<b> Forum for teachers and administrators of IEP programs </b>
4 posts • Page 1 of 1
I believe intensive English programs are a good option for schools to offer, especially at a secondary level. This type of education is the closest you can get to immersion when unavailable at an early age. Engaging in an all English environment certainly facilitates students’ learning since it allows them to interact more in the target language, develop an auditory ease with the newly heard phonemes, notice stress patterns, etc. Intensive English programs allow students to progress much faster than regular groups, therefore allowing them to go deeper into their learning process in their later years since they have more time to devote to other educational subjects such as literature, culture, etc.

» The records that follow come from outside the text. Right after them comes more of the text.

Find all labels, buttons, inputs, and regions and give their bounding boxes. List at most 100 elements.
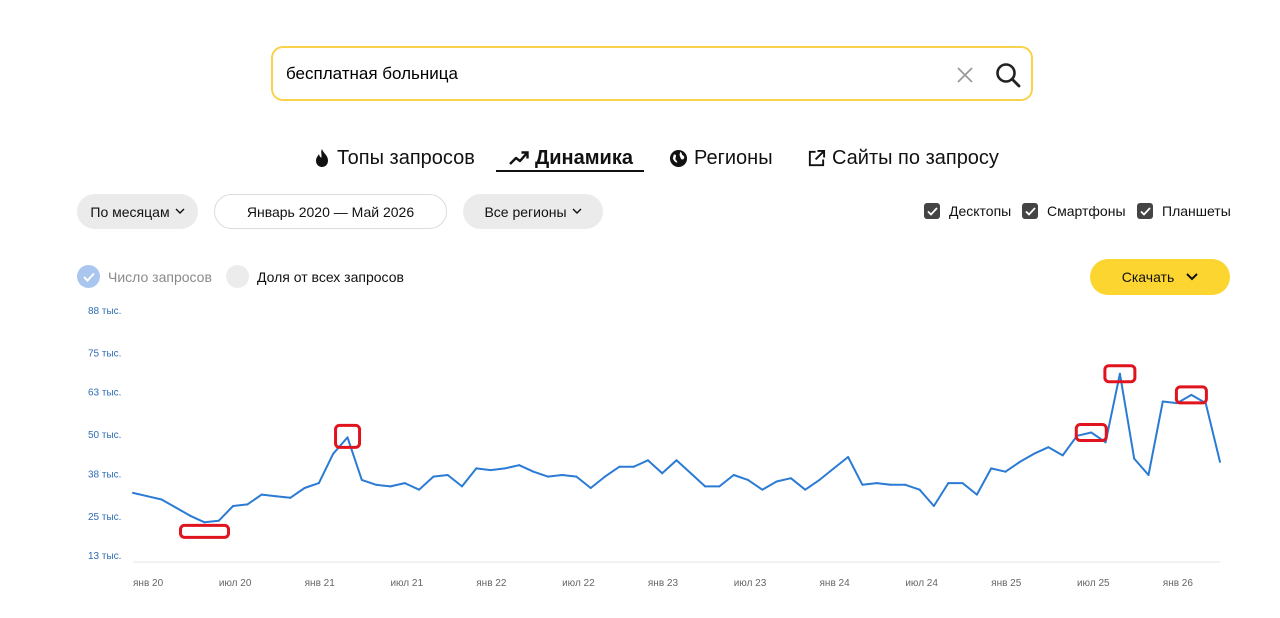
- data-point: [890, 483, 893, 486]
- data-point: [704, 485, 707, 488]
- data-point: [1133, 457, 1136, 460]
- data-point: [132, 491, 134, 494]
- data-point: [189, 514, 192, 517]
- download-label: Скачать: [1121, 269, 1175, 285]
- data-point: [961, 482, 964, 485]
- data-point: [1118, 372, 1121, 375]
- data-point: [1104, 441, 1107, 444]
- data-point: [1047, 446, 1050, 449]
- data-point: [990, 467, 993, 470]
- data-point: [875, 482, 878, 485]
- external-link-icon: [808, 149, 826, 166]
- search-box: [271, 46, 1033, 101]
- data-point: [289, 496, 292, 499]
- data-point: [1161, 400, 1164, 403]
- search-icon[interactable]: [994, 61, 1022, 89]
- data-point: [518, 464, 521, 467]
- data-point: [1018, 460, 1021, 463]
- data-point: [174, 506, 177, 509]
- date-range-picker[interactable]: Январь 2020 — Май 2026: [214, 194, 447, 229]
- data-point: [303, 487, 306, 490]
- data-point: [275, 495, 278, 498]
- x-tick-label: янв 26: [1163, 578, 1194, 589]
- radio-checked-icon: [77, 265, 100, 288]
- data-point: [1061, 454, 1064, 457]
- series-line: [132, 372, 1221, 524]
- data-point: [532, 470, 535, 473]
- data-point: [489, 469, 492, 472]
- x-tick-label: янв 25: [991, 578, 1022, 589]
- data-point: [146, 495, 149, 498]
- desktop-checkbox[interactable]: Десктопы: [924, 203, 1011, 219]
- data-point: [389, 485, 392, 488]
- data-point: [861, 483, 864, 486]
- date-range-label: Январь 2020 — Май 2026: [246, 203, 415, 220]
- search-input[interactable]: [286, 63, 926, 85]
- data-point: [217, 519, 220, 522]
- x-tick-label: янв 24: [820, 578, 851, 589]
- data-point: [317, 482, 320, 485]
- option-label: Число запросов: [108, 268, 212, 285]
- tablet-checkbox[interactable]: Планшеты: [1137, 203, 1231, 219]
- x-tick-label: янв 22: [476, 578, 507, 589]
- data-point: [246, 503, 249, 506]
- series-query-count: [132, 372, 1221, 524]
- period-select[interactable]: По месяцам: [77, 194, 198, 229]
- radio-unchecked-icon: [226, 265, 249, 288]
- x-tick-label: янв 20: [133, 578, 164, 589]
- chevron-down-icon: [175, 208, 185, 214]
- option-share[interactable]: Доля от всех запросов: [226, 265, 404, 288]
- data-point: [203, 521, 206, 524]
- tab-label: Сайты по запросу: [832, 146, 999, 169]
- tab-sites[interactable]: Сайты по запросу: [807, 142, 999, 174]
- download-button[interactable]: Скачать: [1090, 259, 1230, 295]
- data-point: [904, 483, 907, 486]
- tab-label: Динамика: [535, 146, 633, 169]
- x-axis: янв 20 июл 20 янв 21 июл 21 янв 22 июл 22 янв …: [133, 578, 1193, 589]
- data-point: [432, 475, 435, 478]
- data-point: [460, 485, 463, 488]
- chevron-down-icon: [1186, 273, 1198, 281]
- x-tick-label: янв 23: [648, 578, 679, 589]
- data-point: [232, 505, 235, 507]
- data-point: [1219, 460, 1221, 463]
- data-point: [804, 488, 807, 491]
- data-point: [747, 478, 750, 481]
- data-point: [775, 480, 778, 483]
- highlight-marker: [179, 523, 231, 539]
- checkbox-checked-icon: [1022, 203, 1038, 219]
- data-point: [761, 488, 764, 491]
- active-tab-indicator: [496, 170, 644, 172]
- tab-bar: Топы запросов Динамика Регионы Сайты по …: [0, 142, 1280, 176]
- tab-top-queries[interactable]: Топы запросов: [313, 142, 475, 174]
- data-point: [832, 467, 835, 470]
- data-point: [918, 488, 921, 491]
- data-point: [446, 473, 449, 476]
- y-axis: 13 тыс. 25 тыс. 38 тыс. 50 тыс. 63 тыс. 75 ты…: [88, 306, 121, 562]
- region-select[interactable]: Все регионы: [463, 194, 603, 229]
- tab-regions[interactable]: Регионы: [669, 142, 773, 174]
- clear-icon[interactable]: [955, 65, 975, 85]
- data-point: [418, 488, 421, 491]
- data-point: [1090, 431, 1093, 434]
- data-point: [546, 475, 549, 478]
- data-point: [360, 478, 363, 481]
- y-tick-label: 88 тыс.: [88, 306, 121, 317]
- data-point: [618, 465, 621, 468]
- data-point: [160, 498, 163, 501]
- option-query-count[interactable]: Число запросов: [77, 265, 212, 288]
- x-tick-label: янв 21: [305, 578, 336, 589]
- period-label: По месяцам: [90, 203, 170, 220]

I think that having intense English programs is an excellent way to introduce English into someone’s life. It is a real learning situation where students are put in English people’ shoes: what I mean is that it is much more easier to learn a new language when the language is seen every minute of a day where as regular English programs sees a second language once or twice a week. I think that intensive English programs are the future of bilingual students: students will be talking a language at home and then another at school.
I agree that IEP programs could be a very effective way for students to learn a new language. From what I have read, it seems that most IEP programs are offered through 2-4 year colleges and universities. Has anyone seen this type of program offered in public secondary schools? The full-time approach that this program offers can be very intense and requires students to really commit a lot of time to learning the language. I wonder if this is the best approach for teenage students, who are often new to prioritizing commitments and responsibilities. Although, such an intensive program could teach ELLs a significant amount of language in a shorten amount of time. I like the approach of Sheltered English for secondary school students. This way, students get to work with a teacher who is trained to teach both ESL and specific subject matters. If English instruction is content centered, they will be at less of a disadvantage when they are submerged into regular English speaking classes.
Is IEP effective and widely used for Elementary School Aged Students? Is the native language used at all for teaching English grammar. I am teaching English in Taiwan at a English Cram school and it appears you still need to use Chinese to explain English Grammar also for the definition or translation of words. Is IEP effective primarily for High School and College students with basic English education from elementary and junior high schools?